Drop in premium income to tell on private sector more


Fact file
Management ratio is a prescribed cost cap on wages, dividends and commissions.
Non-life insurers management ratio ceiling fixed at 19.5% of gross direct premiums.
PSUs operating at management ratio of around 24%
Private sector management ratios are in excess of 25%

Bangalore , Jan. 2

Faced with a prospect of shrinkage in premium income, non-life insurers management expenditure is expected to mount well over the statutory fixed ceiling.

Sources said that the decline in premium income stemmed from intense competitive pressure in the industry, as the companies vied to increase their business and undercut tariffs after migrating to the free pricing regime that took effect yesterday. Already, the public sector companies were operating at a management ratio of close to 24 per cent.

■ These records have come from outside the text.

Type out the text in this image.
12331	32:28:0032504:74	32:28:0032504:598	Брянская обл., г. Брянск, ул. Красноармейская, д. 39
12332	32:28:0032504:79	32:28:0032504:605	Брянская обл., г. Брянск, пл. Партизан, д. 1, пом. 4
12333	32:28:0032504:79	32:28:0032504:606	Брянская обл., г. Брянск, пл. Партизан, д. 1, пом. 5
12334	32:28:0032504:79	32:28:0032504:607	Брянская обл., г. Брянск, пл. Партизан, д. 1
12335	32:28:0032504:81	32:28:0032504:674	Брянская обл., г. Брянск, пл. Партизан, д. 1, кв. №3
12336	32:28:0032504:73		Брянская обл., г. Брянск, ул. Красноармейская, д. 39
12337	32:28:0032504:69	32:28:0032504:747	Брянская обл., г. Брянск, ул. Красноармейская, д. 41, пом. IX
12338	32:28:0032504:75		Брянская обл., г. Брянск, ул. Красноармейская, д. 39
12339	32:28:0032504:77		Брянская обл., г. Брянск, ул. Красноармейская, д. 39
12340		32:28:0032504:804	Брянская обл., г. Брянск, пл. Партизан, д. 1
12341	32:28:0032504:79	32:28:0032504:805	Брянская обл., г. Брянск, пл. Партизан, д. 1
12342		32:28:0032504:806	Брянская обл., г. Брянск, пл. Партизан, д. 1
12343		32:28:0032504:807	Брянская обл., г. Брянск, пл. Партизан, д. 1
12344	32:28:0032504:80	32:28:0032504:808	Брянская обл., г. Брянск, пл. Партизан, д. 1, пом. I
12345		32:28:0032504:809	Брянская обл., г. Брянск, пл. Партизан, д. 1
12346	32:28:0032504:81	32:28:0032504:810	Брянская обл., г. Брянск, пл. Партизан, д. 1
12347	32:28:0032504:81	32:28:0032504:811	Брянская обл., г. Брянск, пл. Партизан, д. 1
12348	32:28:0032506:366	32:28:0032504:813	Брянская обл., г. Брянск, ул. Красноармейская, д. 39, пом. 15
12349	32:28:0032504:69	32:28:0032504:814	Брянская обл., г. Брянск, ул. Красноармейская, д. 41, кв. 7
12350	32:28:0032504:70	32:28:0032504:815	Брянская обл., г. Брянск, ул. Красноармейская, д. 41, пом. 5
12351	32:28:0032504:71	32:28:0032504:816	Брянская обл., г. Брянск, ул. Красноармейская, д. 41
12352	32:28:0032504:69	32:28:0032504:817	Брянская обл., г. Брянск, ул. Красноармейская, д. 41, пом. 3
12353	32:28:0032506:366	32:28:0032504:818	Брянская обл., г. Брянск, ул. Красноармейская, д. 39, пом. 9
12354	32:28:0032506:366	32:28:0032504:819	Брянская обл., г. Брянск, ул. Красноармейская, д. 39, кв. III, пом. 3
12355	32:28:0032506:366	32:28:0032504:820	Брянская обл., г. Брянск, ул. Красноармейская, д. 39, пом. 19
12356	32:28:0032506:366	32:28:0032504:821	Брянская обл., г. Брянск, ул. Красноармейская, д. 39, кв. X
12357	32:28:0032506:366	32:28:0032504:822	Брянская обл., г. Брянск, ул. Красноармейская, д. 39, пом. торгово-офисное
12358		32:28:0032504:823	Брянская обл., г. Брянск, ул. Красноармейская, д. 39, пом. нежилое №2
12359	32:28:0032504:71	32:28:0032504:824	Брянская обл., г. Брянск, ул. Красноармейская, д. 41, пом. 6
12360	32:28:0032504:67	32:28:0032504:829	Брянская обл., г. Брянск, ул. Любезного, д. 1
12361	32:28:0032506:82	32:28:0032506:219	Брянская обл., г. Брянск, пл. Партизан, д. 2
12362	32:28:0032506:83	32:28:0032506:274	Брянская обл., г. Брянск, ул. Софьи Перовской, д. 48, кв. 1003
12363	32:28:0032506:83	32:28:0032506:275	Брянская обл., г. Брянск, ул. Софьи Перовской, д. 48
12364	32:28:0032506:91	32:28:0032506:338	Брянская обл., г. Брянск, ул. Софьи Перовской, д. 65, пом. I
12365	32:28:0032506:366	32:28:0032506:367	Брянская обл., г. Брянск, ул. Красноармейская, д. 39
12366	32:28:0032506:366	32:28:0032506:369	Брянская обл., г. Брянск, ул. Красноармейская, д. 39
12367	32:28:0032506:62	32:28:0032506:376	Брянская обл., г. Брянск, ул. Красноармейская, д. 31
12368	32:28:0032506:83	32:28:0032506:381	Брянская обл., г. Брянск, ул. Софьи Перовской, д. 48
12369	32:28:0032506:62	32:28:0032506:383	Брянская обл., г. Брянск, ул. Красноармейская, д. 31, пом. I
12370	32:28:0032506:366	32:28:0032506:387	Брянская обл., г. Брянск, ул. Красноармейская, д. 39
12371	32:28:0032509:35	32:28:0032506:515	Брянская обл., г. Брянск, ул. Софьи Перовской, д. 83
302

Under Section 40C of the Insurance Act of 1938, non-life insurers management ratio ceiling is fixed at 19.5 per cent of the gross direct premiums. The management ratio is a prescribed cost cap on wages, dividends and commissions.

Wage hikes

The slippage from the statutorily prescribed ceiling for the public sector was largely on account of the wage increases through negotiated settlements with the unions. The wages were hiked by 12 per cent in 2004. Moreover, the industry is now likely to see one more round of wage negotiations shortly, pushing for further increases in salaries.

Private sector

However, the impact was likely to be even more severe on the private sector. The Insurance Regulatory and Development Authority had extended a six-year reprieve for private sector non-life insurers for compliance with the management ratio in 2001. This reprieve is expected to end this year, though few private sector non-life insurers are compliant with the ratio.

The sources said that the major reason for this was that private sector had also not reached the critical mass for complying with the ratios. Private sector management ratios are currently in excess of 25 per cent. Private sector insurers currently account for about 35 per cent of the market share or about Rs 6 lakh crore.

High ratios

High wage bills, rental payouts and commissions for acquisition of business were largely responsible for the high ratios. Besides, some of the insurers are also under pressure to begin servicing their capital by their foreign and Indian joint venture partners, the sources said.

In fact, in 2005-06, public sector insurers were forced by the Government to cough up dividends for meeting fiscal shortfalls. This was despite the fact that during that period all the PSU insurers continued to have management ratios in excess of 20 per cent of their gross direct premium. This deviation from the statute has set a precedent to the private sector, the sources said.